Spoil yourself rotten! This 19th century hotel which is located above the medina (which is on UNESCO's World Heritage List). The hotel was originally built in 1879 for the Grand Vizir of Jamaïa and is surrounded by superb gardens and the architecture is truly gorgeous. So don your jellaba (loose traditional tunic) or silken kaftan robes and float around like royalty for a night. With the reputation of being the most beautiful hotel in the country, it would be easy to play the role of Berber princess or swashbuckling sultan in this 101 Arabian Nights setting.
Sample Moroccan specialities and pots of mint tea or international and French cuisine at their 3 restaurants. Very pricey but worth it for those who are used to being treated like royalty.
This museum is a few minutes walk from Bab Boujeloud and is housed in a palace built in 1873 by Moulay el-Hassan. There is a impressive tiled courtyard with a fountain and a beautiful Andalusian garden encompassing the area. You may need some time to properly take in all the displays that are spread over 12 rooms in the building. 11th century gold embossed leatherbound books, Andalusian manuscripts dating back to the 8th and examples of illuminated calligraphy will be of interest to bookworms, historians and scholars.

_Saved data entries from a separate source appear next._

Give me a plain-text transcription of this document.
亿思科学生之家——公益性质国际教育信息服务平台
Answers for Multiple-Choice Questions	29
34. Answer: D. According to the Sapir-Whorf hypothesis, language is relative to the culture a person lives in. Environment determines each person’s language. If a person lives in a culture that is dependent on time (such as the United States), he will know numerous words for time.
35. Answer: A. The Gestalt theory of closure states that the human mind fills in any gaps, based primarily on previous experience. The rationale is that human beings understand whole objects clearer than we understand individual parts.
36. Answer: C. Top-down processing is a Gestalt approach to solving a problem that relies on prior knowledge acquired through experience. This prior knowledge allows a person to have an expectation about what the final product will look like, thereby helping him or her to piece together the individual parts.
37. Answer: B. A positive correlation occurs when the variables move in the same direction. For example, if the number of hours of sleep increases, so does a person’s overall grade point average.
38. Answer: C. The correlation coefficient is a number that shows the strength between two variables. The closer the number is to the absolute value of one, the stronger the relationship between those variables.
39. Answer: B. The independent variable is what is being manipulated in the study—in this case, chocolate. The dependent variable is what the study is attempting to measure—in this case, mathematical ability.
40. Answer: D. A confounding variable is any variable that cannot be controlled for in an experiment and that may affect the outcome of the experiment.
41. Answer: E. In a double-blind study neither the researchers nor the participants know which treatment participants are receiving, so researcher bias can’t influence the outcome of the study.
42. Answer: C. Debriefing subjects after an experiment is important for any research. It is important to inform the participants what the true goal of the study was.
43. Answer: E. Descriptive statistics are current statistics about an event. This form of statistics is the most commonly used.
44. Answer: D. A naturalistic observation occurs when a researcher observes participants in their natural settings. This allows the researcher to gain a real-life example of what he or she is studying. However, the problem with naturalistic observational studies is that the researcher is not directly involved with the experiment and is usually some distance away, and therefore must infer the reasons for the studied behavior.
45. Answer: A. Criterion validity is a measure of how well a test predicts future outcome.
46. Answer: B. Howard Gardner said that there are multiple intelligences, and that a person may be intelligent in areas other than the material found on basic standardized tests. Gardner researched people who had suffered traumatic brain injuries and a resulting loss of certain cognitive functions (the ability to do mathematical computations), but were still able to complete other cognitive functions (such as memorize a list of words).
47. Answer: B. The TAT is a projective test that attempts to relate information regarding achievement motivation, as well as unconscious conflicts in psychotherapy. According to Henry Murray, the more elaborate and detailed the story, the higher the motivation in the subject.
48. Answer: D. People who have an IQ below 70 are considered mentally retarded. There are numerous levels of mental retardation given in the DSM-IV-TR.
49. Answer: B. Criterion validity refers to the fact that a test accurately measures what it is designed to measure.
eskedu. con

Fine old specimens of Moroccan craftsmanship such as Berber jewellery, ceramics, embroidery and calendabras and other everyday articles used hundreds of years ago can be seen in rooms 2 to 5 of the museum. Woodwork has always been a highly esteemed craft in Morocco with exotic woods such as cedar, thuya and citron used for beautifully designed chests and furniture examples of which are on display. Zellij tilework adorns most mosques and fine buildings in the country and the display of this colourful art is not to be missed.
15 Rue Makhfia. Take in the stunning view of the medina of Fes from the terrace while enjoying authentic Moroccan cuisine at this restaurant. The building was an old residence and has been adapted to accommodate group bookings and even has a carpet shop on one floor. All you need to complete the picture is an obliging genie and you could be away on a magic carpet ride over the city.
This is a palatial complex in the centre of Fes el-Jedid which still serves as residence to the King of Morocco when he is in the area. Surrounded by high walls and guarded by huge bronze doors set in an imposing Moorish gateway which remains permanently shut are palaces (yes, more than one) and official government buildings. Until 1912 Fes el-Jedid was the administrative centre of the country.
The brass and bronzed doors are richly decorated with intricate engravings and are particularly impressive. Apart from the palaces and offices there are gardens, a zoo, mosque and medersa (Koranic school).
Take a bus or grand taxi trip to the nearby town of Sefrou if you are in the area in June. This is when the locals celebrate the harvest of the cherries. Join in the festivities and the procession to the tomb of the prophet Daniel, which is in the Kef el-Moumen Caves up the river. The festival continues for several days and culminates in a colourful procession and the coronation of the Cherry Queen.
Experience the folklore of the area through the folk dancing and singing. If you are lucky a fantasia may be held. This is a colourful display of horsemanship where the riders get to show off their riding skills, beautiful steeds and elaborate saddles.